Hiring in a pandemic requires a different calculus
Small business owners are getting burned out making hiring and firing decisions while cash flow is weak and uncertainty reigns.

Way back when, about a year and a half ago, Kristof Irwin was starting to expand his sustainable engineering for home design business, Positive Energy.
“We actually brought on a lot of new staff in late 2019, early 2020. And then boom!”
Everyone knows what “boom” Irwin is talking about.
He kept his 18 full-time employees but said now’s not the time to hire more. There’s too much uncertainty.
“As a business, we are treading water. And as people, we are exhausted,” the Austin, Texas-based entrepreneur said.
Like many other small business owners, Lizelle Villapando can relate. She runs a boutique in Austin called Parts & Labour. She admits she’s burned out.

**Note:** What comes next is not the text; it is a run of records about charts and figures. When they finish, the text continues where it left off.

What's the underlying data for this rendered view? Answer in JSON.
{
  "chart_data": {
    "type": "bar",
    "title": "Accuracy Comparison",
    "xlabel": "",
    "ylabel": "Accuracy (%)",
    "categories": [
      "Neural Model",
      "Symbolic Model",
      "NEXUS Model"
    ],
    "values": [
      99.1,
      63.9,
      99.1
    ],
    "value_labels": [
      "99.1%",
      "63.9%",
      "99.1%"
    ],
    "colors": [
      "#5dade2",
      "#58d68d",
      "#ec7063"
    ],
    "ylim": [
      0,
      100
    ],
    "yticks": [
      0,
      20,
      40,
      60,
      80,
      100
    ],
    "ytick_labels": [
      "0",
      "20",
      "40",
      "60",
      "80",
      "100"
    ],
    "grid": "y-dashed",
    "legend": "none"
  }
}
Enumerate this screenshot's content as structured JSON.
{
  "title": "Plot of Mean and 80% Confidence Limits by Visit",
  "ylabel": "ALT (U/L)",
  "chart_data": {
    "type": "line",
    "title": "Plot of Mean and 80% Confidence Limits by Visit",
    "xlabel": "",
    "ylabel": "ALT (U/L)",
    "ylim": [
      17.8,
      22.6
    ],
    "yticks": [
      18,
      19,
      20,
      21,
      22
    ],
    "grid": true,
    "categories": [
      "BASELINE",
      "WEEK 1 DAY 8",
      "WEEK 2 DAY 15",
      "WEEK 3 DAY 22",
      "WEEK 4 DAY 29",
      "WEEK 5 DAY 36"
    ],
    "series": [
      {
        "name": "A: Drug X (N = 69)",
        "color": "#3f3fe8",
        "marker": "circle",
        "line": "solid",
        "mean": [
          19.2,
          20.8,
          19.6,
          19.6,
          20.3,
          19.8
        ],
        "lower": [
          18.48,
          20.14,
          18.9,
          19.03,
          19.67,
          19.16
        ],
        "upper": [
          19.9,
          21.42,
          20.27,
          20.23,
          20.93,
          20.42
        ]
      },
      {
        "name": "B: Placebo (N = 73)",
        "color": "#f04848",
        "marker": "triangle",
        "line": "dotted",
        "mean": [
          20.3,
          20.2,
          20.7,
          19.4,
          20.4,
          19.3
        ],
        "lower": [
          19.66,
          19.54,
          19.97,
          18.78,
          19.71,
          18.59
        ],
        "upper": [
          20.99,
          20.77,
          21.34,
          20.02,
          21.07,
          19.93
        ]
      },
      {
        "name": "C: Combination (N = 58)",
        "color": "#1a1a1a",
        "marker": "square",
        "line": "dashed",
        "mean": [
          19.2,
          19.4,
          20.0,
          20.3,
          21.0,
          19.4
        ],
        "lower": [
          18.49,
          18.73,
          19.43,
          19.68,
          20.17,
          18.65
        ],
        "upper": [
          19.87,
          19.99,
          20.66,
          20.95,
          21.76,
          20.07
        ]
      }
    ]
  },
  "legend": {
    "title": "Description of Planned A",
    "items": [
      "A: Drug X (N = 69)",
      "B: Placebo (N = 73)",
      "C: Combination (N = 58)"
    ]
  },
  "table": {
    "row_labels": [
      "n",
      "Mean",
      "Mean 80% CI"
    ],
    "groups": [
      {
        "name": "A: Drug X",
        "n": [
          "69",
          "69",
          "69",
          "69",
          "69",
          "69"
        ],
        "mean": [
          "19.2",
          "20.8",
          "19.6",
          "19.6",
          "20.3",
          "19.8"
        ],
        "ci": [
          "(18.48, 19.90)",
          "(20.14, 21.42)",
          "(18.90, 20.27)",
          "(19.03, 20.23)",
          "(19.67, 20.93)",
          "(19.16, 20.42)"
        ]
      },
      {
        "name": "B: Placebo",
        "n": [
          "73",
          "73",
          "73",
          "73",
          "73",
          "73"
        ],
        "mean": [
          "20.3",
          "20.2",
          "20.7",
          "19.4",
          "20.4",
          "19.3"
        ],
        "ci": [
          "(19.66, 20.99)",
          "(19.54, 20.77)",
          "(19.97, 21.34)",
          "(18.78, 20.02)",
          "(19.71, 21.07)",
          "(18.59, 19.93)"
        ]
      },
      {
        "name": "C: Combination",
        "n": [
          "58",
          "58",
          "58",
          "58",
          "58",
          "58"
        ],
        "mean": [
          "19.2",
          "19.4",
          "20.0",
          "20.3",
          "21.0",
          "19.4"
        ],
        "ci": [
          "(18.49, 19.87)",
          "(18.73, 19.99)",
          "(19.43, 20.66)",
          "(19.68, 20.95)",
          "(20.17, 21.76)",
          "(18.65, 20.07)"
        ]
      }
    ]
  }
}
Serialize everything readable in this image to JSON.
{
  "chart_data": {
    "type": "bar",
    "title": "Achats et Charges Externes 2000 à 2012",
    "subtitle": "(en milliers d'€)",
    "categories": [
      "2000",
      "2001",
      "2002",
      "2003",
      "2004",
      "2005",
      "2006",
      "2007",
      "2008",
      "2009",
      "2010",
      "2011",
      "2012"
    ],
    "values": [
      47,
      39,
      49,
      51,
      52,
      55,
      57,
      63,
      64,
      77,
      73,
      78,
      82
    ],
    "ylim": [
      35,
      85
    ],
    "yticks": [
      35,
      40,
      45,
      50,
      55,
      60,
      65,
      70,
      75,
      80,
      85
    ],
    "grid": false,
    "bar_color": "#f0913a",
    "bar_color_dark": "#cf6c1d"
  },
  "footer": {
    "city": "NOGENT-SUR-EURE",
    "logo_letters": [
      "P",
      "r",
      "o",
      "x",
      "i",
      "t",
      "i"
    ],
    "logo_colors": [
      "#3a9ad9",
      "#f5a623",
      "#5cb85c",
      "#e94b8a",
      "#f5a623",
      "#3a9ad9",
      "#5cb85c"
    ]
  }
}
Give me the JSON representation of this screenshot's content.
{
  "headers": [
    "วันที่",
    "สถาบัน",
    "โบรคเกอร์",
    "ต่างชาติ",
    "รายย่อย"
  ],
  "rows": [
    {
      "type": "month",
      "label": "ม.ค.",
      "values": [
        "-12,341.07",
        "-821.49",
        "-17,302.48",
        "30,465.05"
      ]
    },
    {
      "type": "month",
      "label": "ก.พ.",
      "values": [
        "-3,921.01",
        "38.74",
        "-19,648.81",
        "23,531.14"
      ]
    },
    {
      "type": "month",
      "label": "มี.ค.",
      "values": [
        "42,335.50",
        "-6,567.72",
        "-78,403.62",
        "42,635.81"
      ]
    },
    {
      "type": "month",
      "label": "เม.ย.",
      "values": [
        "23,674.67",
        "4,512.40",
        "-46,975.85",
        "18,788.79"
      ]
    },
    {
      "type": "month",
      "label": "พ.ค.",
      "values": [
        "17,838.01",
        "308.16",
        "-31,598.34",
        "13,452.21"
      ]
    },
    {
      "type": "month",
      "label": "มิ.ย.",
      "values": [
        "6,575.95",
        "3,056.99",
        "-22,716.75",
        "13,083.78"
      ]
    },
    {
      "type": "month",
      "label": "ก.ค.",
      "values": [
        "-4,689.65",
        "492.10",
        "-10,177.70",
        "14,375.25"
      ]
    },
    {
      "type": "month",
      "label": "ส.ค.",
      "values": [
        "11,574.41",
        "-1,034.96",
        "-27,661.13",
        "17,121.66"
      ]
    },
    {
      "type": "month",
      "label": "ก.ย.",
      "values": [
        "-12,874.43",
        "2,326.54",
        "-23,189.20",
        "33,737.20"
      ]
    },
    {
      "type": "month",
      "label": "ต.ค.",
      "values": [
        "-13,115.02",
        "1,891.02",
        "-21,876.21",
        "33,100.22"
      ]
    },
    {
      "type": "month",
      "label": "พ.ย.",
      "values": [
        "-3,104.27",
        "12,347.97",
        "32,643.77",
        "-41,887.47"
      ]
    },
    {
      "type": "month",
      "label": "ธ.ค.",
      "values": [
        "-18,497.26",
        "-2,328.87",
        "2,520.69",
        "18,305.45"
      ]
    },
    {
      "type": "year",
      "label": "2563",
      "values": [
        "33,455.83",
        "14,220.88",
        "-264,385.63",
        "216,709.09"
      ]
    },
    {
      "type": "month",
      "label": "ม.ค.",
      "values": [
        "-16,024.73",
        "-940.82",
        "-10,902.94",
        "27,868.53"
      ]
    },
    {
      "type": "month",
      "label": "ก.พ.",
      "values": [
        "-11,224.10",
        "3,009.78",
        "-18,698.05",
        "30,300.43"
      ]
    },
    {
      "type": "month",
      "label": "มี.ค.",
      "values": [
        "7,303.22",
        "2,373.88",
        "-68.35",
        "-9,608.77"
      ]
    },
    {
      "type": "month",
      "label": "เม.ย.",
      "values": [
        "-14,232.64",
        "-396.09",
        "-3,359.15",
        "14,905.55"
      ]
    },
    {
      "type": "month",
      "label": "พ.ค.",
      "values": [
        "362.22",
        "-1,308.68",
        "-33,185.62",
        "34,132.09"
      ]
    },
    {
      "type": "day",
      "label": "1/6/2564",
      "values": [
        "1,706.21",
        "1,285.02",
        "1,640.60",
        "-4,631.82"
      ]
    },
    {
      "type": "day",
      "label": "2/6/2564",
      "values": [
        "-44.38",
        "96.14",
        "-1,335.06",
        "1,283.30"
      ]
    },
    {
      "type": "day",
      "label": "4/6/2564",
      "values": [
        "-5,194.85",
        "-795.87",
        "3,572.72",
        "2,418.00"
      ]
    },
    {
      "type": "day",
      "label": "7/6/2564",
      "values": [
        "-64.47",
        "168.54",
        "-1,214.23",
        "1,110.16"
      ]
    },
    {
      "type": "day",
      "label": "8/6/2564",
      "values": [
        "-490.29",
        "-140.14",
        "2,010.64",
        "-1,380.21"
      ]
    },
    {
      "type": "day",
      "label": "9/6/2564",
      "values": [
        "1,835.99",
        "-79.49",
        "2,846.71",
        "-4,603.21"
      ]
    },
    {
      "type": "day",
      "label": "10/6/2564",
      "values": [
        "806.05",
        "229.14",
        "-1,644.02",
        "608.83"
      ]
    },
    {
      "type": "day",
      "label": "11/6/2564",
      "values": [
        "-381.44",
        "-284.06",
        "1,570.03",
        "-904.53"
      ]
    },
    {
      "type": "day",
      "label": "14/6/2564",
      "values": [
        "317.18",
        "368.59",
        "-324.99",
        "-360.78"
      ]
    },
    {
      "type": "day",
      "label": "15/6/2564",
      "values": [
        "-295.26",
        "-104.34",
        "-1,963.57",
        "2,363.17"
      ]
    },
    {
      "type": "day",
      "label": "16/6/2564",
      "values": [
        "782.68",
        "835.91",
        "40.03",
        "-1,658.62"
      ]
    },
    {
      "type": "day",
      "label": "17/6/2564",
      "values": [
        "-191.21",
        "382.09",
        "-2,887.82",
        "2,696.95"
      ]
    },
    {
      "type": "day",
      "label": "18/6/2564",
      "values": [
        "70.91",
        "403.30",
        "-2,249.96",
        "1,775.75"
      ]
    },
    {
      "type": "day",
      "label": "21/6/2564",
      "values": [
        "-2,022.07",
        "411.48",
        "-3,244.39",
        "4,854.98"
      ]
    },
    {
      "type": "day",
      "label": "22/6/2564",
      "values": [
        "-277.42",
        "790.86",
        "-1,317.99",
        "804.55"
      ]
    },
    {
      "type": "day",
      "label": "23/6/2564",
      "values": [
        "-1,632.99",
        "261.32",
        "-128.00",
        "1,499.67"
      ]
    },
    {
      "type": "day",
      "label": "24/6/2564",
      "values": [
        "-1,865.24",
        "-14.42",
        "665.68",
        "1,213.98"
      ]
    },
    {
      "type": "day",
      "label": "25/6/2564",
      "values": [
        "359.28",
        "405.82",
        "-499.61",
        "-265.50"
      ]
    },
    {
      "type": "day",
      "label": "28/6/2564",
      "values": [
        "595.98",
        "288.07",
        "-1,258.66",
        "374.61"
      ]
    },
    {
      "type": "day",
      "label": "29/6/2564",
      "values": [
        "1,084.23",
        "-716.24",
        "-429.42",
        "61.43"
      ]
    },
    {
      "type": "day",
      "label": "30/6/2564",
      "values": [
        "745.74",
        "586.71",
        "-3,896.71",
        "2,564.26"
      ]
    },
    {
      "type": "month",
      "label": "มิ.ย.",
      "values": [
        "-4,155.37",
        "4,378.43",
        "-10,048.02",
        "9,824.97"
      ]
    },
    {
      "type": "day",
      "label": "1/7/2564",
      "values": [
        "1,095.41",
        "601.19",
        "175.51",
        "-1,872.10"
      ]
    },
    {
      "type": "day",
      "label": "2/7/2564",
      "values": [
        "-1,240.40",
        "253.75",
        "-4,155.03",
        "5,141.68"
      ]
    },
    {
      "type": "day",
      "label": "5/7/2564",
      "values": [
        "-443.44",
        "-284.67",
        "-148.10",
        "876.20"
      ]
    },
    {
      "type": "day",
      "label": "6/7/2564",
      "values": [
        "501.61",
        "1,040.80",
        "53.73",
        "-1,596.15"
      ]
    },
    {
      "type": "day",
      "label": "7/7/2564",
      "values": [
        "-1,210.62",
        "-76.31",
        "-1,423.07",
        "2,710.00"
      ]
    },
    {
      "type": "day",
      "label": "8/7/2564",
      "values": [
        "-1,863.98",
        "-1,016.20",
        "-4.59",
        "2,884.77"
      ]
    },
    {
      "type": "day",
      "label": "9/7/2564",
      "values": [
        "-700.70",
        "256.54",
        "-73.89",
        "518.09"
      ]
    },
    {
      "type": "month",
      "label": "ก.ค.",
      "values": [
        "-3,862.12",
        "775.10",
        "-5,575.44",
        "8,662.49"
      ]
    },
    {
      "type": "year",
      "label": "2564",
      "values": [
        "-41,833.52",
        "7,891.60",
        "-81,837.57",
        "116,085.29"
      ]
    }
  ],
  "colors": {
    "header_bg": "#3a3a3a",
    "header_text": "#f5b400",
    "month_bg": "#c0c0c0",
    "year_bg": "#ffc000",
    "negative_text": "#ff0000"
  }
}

“If I could turn three of my part-timers into full-timers, then I would feel comfortable taking two days a week off,” she said. “But the cost of having five full-timers, and the cash flow that I’m seeing now, is scary.”
Cash flow is why Shelley Meyer is running her several Austin gift shops with only about half the people she had on staff before the pandemic.
“There’s less work,” she said. “There’s less work and less customers, so when we have more customers, we’ll have more shifts, we’ll need more merch, we’ll have to bring in more people to process that merch. So we just have to wait until it happens.”
Meyer normally employs three people to run a warehouse full of inventory. But there’s not a lot of product coming through the stores, so right now, there’s no need for those workers.